28 July 09
The woman two seats across from me on our flight from SA to Kenya had these parting words, “Welcome to Kenya. Our roads are very bad.”
She wasn’t kidding.
The roads from Masai Mara Tuesday to Mbita put even the most country of country roads of my youth to shame – both in duration and excitement.
Six hours into the trip, the breakfast we’d had back on the Mara was a distant memory and our stomachs began to digest themselves. We asked Steve, our driver, if there was somewhere we could stop and find something to eat in one of the towns we were traveling through. At this point, we had hit a stretch of tarmac and had grown mistakenly hopeful that it would hold out for the remainder of our journey.
After two towns of Steve’s request that we wait for the next town where he was sure he knew of a restaurant, the team said no and we circled the town of Kissii until we stopped at a hotel Steve was determined to find.
We unloaded our jumbled bones from the van and found the lobby to ask if the restaurant was serving food.
The concierge who also turned out to be the server and waitress assured us that yes, they were serving food and we were in luck, it was American food.
I remember thinking two things: 1) Yea and 2)I wonder what the local definition of “American food” is. As it turned out, at least according to the hotel staff in Kissii, Americans eat a lot of cabbage.
We ate happily, though explaining why I had to rebuff the concierge/server/waitress’s frequent attempts at serving me chicken, beef and or sausage was a little tricky.
Then, we were on the road again.
I’d moved up to the front passenger seat to take in the full view.
This had unexpected results. The tarmac road ended soon after we left Kissii and we were back to off-roading on the road. Riding in the back of the van had been bumpy, yes. Riding in the front of the van was bumpy with the added bonus of my body bracing for each bump and at my foot pumping the brake I wished were on my side.
After 2.5 more hours of almost getting lost, but not quite, we met up with Jane who was to be our host mother for the duration of our stay in Mbita. We followed Jane’s car 45k more to her house with only the delay of the first tire puncture of our journey when we were mere kilometers from the house.
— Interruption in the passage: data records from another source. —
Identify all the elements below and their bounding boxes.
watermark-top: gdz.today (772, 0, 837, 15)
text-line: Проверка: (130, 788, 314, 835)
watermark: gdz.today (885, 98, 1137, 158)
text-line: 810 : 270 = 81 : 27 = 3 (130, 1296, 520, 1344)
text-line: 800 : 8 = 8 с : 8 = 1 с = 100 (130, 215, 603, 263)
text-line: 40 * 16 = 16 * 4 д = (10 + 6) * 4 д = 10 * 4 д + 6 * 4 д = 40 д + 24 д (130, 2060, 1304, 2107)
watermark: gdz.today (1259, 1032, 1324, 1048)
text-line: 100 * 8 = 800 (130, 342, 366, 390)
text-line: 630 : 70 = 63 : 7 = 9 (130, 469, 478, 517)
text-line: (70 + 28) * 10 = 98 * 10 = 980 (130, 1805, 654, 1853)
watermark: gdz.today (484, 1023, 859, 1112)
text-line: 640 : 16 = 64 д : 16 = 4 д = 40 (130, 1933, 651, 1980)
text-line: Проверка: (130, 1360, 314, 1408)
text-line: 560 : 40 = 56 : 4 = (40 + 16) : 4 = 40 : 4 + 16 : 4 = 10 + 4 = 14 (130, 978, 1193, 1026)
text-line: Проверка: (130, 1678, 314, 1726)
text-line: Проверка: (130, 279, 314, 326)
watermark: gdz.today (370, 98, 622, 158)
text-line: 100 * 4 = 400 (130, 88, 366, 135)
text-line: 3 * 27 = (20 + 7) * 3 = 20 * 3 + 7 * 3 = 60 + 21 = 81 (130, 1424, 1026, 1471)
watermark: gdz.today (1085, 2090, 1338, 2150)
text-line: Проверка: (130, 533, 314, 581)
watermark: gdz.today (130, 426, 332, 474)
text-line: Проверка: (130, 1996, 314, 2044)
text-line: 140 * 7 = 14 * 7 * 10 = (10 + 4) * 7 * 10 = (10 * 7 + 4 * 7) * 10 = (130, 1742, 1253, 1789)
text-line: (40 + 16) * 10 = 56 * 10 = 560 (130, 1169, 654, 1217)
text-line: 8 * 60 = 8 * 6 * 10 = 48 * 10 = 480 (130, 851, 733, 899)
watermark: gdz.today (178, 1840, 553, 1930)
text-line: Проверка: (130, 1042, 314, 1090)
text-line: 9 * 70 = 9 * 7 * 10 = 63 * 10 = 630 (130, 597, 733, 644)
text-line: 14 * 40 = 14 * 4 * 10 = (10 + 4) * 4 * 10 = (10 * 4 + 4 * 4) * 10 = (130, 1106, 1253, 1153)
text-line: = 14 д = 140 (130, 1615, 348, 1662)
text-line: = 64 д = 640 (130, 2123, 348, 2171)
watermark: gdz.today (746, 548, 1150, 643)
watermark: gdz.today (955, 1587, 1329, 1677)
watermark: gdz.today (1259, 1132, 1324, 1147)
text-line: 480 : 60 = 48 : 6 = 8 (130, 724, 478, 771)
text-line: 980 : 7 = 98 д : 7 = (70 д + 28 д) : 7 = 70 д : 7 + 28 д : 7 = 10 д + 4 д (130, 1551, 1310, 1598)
The luggage was unloaded, the spare was fitted and we were back in the car.
When we finally piled out of the van at Mama Jane’s home exhausted and dust-covered, we were ready for sleep.
Our NGO partners here in Mbita had decided it would be more enjoyable, not to mention authentic, to have a home stay experience rather than hiring a house or hotel. I have to admit, after a long day on the road, it was nice to be welcomed as family. Jane immediately took to calling us her new children and called her daughter Bettie and son Charles in Nairobi so that they could speak with their unexpected new brothers and sisters.
If nothing else, I know I’m enjoying being referred to as “the last born” and “the baby.”
Somehow, it makes this place thousands of miles from my family feel a little more like home.